P.W.: Co sadzi Pan o procesie rewindykacji majątku związkowego?
Z.R.: Cóż można sądzić? To, co zostało ukradzione, powinno zostać zwrócone, a złodziej powinien zostać ukarany. Ale jeżeli Wedlowi ukradli nie tylko fabrykę, ale nawet nazwisko, to o czym tu mówić?.. Jak widać, od PRL-u daleko nie odeszliśmy. Jak na razie sankcjonuje się fakt czerpania zysków z bezprawnie przejętego majątku.
P.W.: Czy w najbliższym czasie widzi Pan szansę na rozwój Związku, czy raczej stagnację i "okopywanie się na pozycjach"?
Z.R.: Na pewno trzeba podjąć decyzje dotyczące naszego stosunku do polityki. Nie możemy zamykać oczu i udawać, że nie wiadomo o co chodzi.Drugą sprawą niezmiernie ważną jest stopniowe przenoszenie centrali do Warszawy. Wszyscy muszą sobie zdać sprawę z tego, że trzeba być w centrum wydarzeń. Honorową stolicą niech będzie Gdańsk, ale musimy zaistnieć w stolicy na stałe — inaczej staniemy się towarzystwem zaściankowym, z którym nikt nie będzie się liczył. Są pewne wymogi oddziaływania na opinię publiczną i należy się do nich dostosować.
P.W.: Jak Pan widzi rolę massmediów w funkcjonowaniu Związku?
Z.R.: Bez nich nie ma mowy o normalnym funkcjonowaniu. Niestety, nie przywiązuje się do tego zbyt dużej wagi.
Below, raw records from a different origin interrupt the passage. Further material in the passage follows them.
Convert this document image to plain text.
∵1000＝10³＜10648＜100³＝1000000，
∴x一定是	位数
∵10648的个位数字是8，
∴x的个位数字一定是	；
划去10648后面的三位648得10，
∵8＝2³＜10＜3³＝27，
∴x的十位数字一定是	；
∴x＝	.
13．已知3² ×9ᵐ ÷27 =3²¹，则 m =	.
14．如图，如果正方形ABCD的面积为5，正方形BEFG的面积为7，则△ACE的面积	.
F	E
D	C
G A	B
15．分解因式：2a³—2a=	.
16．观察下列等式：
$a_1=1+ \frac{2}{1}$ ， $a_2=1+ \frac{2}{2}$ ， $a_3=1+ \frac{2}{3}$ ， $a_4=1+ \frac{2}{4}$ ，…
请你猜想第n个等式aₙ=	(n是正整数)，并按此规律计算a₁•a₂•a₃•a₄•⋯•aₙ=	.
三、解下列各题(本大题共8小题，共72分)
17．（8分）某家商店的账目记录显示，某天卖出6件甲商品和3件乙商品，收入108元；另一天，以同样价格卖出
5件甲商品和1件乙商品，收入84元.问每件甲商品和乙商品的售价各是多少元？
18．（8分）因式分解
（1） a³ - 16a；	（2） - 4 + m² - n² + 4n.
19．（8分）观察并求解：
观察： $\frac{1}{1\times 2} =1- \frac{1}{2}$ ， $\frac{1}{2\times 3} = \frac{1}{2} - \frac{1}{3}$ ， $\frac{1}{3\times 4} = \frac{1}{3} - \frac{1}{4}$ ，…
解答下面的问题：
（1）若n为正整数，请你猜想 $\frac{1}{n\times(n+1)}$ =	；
Nie można wyobrażać sobie, że rolę massmediow w Związku pełnić będą jedynie wydawnictwa w rodzaju biuletynów związkowych. To nie ta klasa i nie ten wymiar. Aby zaistnieć w świadomości społecznej, trzeba mieć nieco większe ambicje niż wydawanie biuletynu. Jeżeli chcemy szerzej oddziaływać na społeczeństwo, musimy mieć normalne gazety. Biuletyny są czytane jedynie przez związkowców, natomiast do ogółu społeczeństwa dociera się poprzez zwykłe gazety. Nie można mieć co do tego żadnych złudzeń. W zasadzie mamy dwa naprawdę własne tygodniki — "Solidarność" i "Tygodnik Małopolska". Obydwa stale przeżywają kłopoty. Wydaje mi się, że może ich być jeszcze więcej. Przyszły rok pod wieloma względami będzie przełomowy. To spowoduje, że nawet te dwa tygodniki mogą być bardzo niewygodne. Spodziewam się, że będą ponawiane próby rozsadzania ich od środka i zlikwidowania przy pomocy zewnętrznych czynników. Musicie być na to przygotowani.